É importante ver “12 Anos Escravo” porque é daqueles raros filmes que, sem pestanejar, nos confrontam com a nossa condição. Com a plausibilidade de sermos vítimas ou carrascos, sem retórica ou redenções. Claro que “é um filme violento”, poderia ser de outra forma? Corre o risco de se institucionalizar como “documento”, com tanto louvor e prémios que vieram e hão-de vir, mas enquanto é o momento, colha-se o que Steve McQueen plantou com visceral franqueza.

Scorsese e as mulheres



Margot Robbie e Leonardo DiCaprio em The Wolf of Wall Street (2013)

“Roger Ebert: In a lot of your movies, there's this ambivalent attitude toward women. The men are fascinated by women, but they don't quite know how to relate to them...

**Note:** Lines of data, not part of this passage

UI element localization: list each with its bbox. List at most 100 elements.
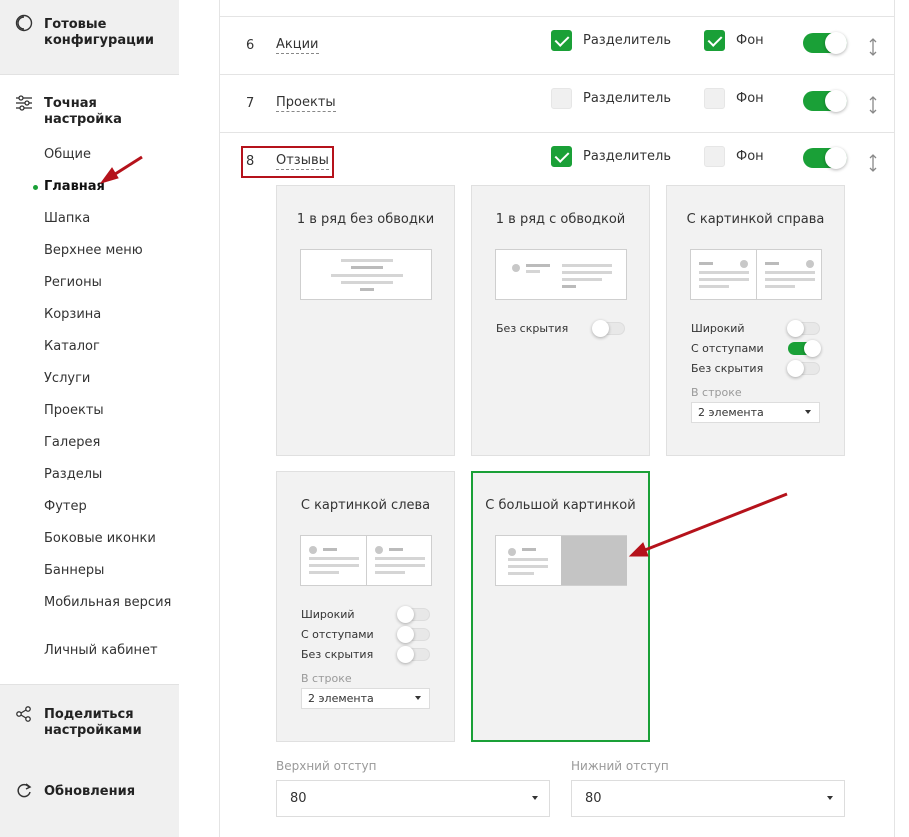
sidebar-item[interactable]: Личный кабинет: [44, 643, 174, 659]
chevron-down-icon: [805, 410, 811, 414]
sidebar-item[interactable]: Разделы: [44, 467, 174, 483]
option-toggle[interactable]: [397, 646, 430, 663]
layout-card[interactable]: 1 в ряд без обводки: [276, 185, 455, 456]
sidebar-item[interactable]: Футер: [44, 499, 174, 515]
sidebar-updates[interactable]: Обновления: [44, 784, 174, 800]
row-divider: [220, 74, 895, 75]
sidebar-share[interactable]: Поделиться настройками: [44, 707, 174, 739]
option-toggle[interactable]: [787, 320, 820, 337]
divider-checkbox[interactable]: [551, 88, 572, 109]
palette-icon: [15, 14, 33, 32]
card-title: С большой картинкой: [485, 498, 636, 513]
drag-handle-icon[interactable]: [868, 95, 878, 115]
chevron-down-icon: [415, 696, 421, 700]
option-label: С отступами: [301, 628, 374, 641]
sidebar-fine-tuning[interactable]: Точная настройка: [44, 96, 174, 128]
background-label: Фон: [736, 91, 764, 106]
sidebar-item[interactable]: Галерея: [44, 435, 174, 451]
update-icon: [17, 783, 32, 798]
sidebar-item[interactable]: Главная: [44, 179, 174, 195]
sliders-icon: [16, 95, 32, 111]
layout-preview: [690, 249, 822, 300]
option-label: С отступами: [691, 342, 764, 355]
card-title: 1 в ряд с обводкой: [495, 212, 626, 227]
sidebar-item[interactable]: Баннеры: [44, 563, 174, 579]
share-icon: [16, 706, 31, 722]
row-divider: [220, 16, 895, 17]
background-checkbox[interactable]: [704, 146, 725, 167]
divider-checkbox[interactable]: [551, 30, 572, 51]
layout-card[interactable]: С большой картинкой: [471, 471, 650, 742]
chevron-down-icon: [532, 796, 538, 800]
row-name[interactable]: Проекты: [276, 95, 336, 112]
bottom-padding-label: Нижний отступ: [571, 759, 669, 773]
sidebar-item[interactable]: Проекты: [44, 403, 174, 419]
option-label: Без скрытия: [691, 362, 764, 375]
divider-label: Разделитель: [583, 33, 672, 48]
active-dot: [33, 185, 38, 190]
sidebar-item[interactable]: Регионы: [44, 275, 174, 291]
background-label: Фон: [736, 149, 764, 164]
layout-preview: [300, 535, 432, 586]
row-enabled-toggle[interactable]: [803, 90, 847, 112]
layout-card[interactable]: 1 в ряд с обводкой Без скрытия: [471, 185, 650, 456]
per-row-label: В строке: [691, 386, 742, 399]
per-row-select[interactable]: 2 элемента: [691, 402, 820, 423]
divider-label: Разделитель: [583, 149, 672, 164]
option-label: Широкий: [691, 322, 745, 335]
highlight-box: [241, 146, 334, 178]
layout-preview: [495, 535, 627, 586]
sidebar-item[interactable]: Боковые иконки: [44, 531, 174, 547]
drag-handle-icon[interactable]: [868, 153, 878, 173]
option-toggle[interactable]: [788, 340, 821, 357]
card-title: С картинкой слева: [300, 498, 431, 513]
option-label: Широкий: [301, 608, 355, 621]
sidebar-item[interactable]: Общие: [44, 147, 174, 163]
background-checkbox[interactable]: [704, 88, 725, 109]
sidebar-divider: [219, 0, 220, 837]
sidebar-item[interactable]: Шапка: [44, 211, 174, 227]
sidebar-item[interactable]: Каталог: [44, 339, 174, 355]
top-padding-select[interactable]: 80: [276, 780, 550, 817]
option-toggle[interactable]: [397, 606, 430, 623]
row-enabled-toggle[interactable]: [803, 147, 847, 169]
row-enabled-toggle[interactable]: [803, 32, 847, 54]
layout-preview: [495, 249, 627, 300]
layout-card[interactable]: С картинкой справа Широкий С отступами Б…: [666, 185, 845, 456]
layout-card[interactable]: С картинкой слева Широкий С отступами Бе…: [276, 471, 455, 742]
drag-handle-icon[interactable]: [868, 37, 878, 57]
arrow-to-card: [644, 492, 788, 552]
sidebar-item[interactable]: Верхнее меню: [44, 243, 174, 259]
sidebar-item[interactable]: Услуги: [44, 371, 174, 387]
sidebar-bottom: Поделиться настройками Обновления: [0, 684, 179, 837]
top-padding-value: 80: [290, 791, 307, 806]
row-divider: [220, 132, 895, 133]
per-row-value: 2 элемента: [308, 692, 374, 705]
sidebar-ready-configs-label: Готовые конфигурации: [44, 17, 154, 48]
sidebar-item[interactable]: Корзина: [44, 307, 174, 323]
top-padding-label: Верхний отступ: [276, 759, 377, 773]
row-number: 6: [246, 38, 255, 53]
option-toggle[interactable]: [787, 360, 820, 377]
sidebar-item[interactable]: Мобильная версия: [44, 595, 174, 611]
per-row-select[interactable]: 2 элемента: [301, 688, 430, 709]
row-name[interactable]: Акции: [276, 37, 319, 54]
card-title: 1 в ряд без обводки: [296, 212, 435, 227]
card-title: С картинкой справа: [686, 212, 825, 227]
divider-label: Разделитель: [583, 91, 672, 106]
bottom-padding-value: 80: [585, 791, 602, 806]
per-row-label: В строке: [301, 672, 352, 685]
divider-checkbox[interactable]: [551, 146, 572, 167]
layout-preview: [300, 249, 432, 300]
sidebar: Готовые конфигурации Точная настройка Об…: [0, 0, 180, 837]
option-toggle[interactable]: [397, 626, 430, 643]
chevron-down-icon: [827, 796, 833, 800]
background-label: Фон: [736, 33, 764, 48]
option-label: Без скрытия: [301, 648, 374, 661]
bottom-padding-select[interactable]: 80: [571, 780, 845, 817]
per-row-value: 2 элемента: [698, 406, 764, 419]
background-checkbox[interactable]: [704, 30, 725, 51]
sidebar-ready-configs[interactable]: Готовые конфигурации: [0, 0, 179, 75]
option-toggle[interactable]: [592, 320, 625, 337]
content-right-border: [894, 0, 895, 837]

Martin Scorsese: The goddess-whore complex. You're raised to worship women, but you don't know how to approach them on a human level, on a sexual level. That's the thing with Travis, the DeNiro character - the taxi driver. The girl he falls for, the Cybill Shepherd character - it's really important that she's blond, a blue-eyed goddess.”

Excerto da entrevista de Roger Ebert a Martin Scorsese, em 1976 (que pode ser lida na totalidade aqui.)

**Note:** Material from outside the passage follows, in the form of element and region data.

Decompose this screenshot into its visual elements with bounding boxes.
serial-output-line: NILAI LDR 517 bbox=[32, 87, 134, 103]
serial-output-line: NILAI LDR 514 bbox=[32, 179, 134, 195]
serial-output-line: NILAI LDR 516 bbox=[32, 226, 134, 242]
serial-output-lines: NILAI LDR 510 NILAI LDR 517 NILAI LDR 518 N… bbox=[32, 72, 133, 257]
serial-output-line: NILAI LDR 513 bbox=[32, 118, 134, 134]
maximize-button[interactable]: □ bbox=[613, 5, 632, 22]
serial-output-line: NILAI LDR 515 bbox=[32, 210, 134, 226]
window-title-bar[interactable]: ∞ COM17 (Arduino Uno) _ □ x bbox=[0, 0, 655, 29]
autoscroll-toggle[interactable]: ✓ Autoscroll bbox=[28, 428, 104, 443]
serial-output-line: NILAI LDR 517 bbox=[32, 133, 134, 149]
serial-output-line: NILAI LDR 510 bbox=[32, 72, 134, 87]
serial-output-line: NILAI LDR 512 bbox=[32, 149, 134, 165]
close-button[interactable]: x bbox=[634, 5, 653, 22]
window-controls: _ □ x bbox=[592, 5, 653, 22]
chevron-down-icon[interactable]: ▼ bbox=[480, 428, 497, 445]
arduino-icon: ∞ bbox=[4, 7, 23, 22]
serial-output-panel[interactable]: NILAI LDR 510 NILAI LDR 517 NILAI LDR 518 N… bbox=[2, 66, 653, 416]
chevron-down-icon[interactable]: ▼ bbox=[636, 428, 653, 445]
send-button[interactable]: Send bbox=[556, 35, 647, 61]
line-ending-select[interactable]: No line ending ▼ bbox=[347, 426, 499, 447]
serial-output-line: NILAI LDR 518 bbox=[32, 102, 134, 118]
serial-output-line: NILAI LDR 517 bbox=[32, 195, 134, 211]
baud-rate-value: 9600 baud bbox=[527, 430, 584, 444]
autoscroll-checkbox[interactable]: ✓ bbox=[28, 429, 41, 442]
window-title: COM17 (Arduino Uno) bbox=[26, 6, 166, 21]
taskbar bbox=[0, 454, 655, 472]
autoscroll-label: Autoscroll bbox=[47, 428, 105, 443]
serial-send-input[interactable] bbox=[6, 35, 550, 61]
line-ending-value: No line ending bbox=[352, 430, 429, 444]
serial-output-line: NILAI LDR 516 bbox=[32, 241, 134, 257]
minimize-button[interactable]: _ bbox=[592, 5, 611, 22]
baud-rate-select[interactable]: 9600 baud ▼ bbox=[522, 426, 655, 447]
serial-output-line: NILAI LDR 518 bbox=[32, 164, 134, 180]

Não sei que tipo de relação Martin Scorsese teve ou tem com as mulheres da sua vida, obviamente, e, olhando para a sua obra, tudo o que se possa dizer é especulativo e possivelmente estéril. A verdade é que só me lembro de ver nos seus filmes um papel feminino verdadeiramente forte, sensível e detalhado: o de Ellen Burstyn em Alice Doesn’t Live Here Anymore. Apesar de celebradas, as personagens de Lorraine Bracco em Goodfellas e de Sharon Stone em Casino apresentam dimensões essencialmente caricaturais, bem enquadradas no folclore dos seus filmes-de-Máfia. Parece haver uma preguiça, ou desinteresse – não creio que seja incapacidade –, em explorar essa outra dimensão psicológica, pelo que as mulheres são normalmente relegadas para uma função pouco mais que decorativa, surgindo como leit motiv (Rosanna Arquette em After Hours; Cathy Moriarty em Raging Bull; mais recentemente, Cameron Diaz em Gangs of New York e Michelle Williams em Shutter Island), instrumento de manipulação (Stone; a vixen de época que Winona Ryder compõe em The Age of Innocence), e, com maior frequência, vítima dos homens e pelos homens resgatada (Jodie Foster em Taxi Driver; Barbara Hershey em The Last Temptation of Christ; Juliette Lewis e Jessica Lange em Cape Fear; Michelle Pfeiffer em The Age of Innocence; Patricia Arquette em Bringing Out the Dead). Após ver The Wolf of Wall Street, entristece-me que um dos últimos grandes realizadores norte-americanos passe de uma máfia a outra com o mesmo entusiasmo e energia, e o mesmo aparente desprezo pelas personagens femininas. A esse nível, se levamos algo do filme é porque Margot Robbie confere às suas cenas as subtilezas que não estão no argumento e, que, presumo eu, não se consideraram necessárias a priori. Certo, é um “filme de gajos”, como são grande parte dos melhores de Scorsese, mas seria de esperar que, a esta altura da sua carreira, a relação com o sexo feminino maturasse e se aprofundasse a um nível que, mesmo secundário, pudesse oferecer algo mais do que a presença apendicular e unidimensional (só para citar os papéis de maior relevo) de Robbie e Joanna Lumley em The Wolf of Wall Street. Pior que isso, as cenas que ilustram a violência exercida sobre a primeira não me pareceram sequer honestas, mas um mero - e oportunista - mecanismo dramático. O cinema merece de Scorsese um bom filme sobre mulheres, que ele provou saber fazer, no início da sua carreira, com Alice e Boxcar Bertha.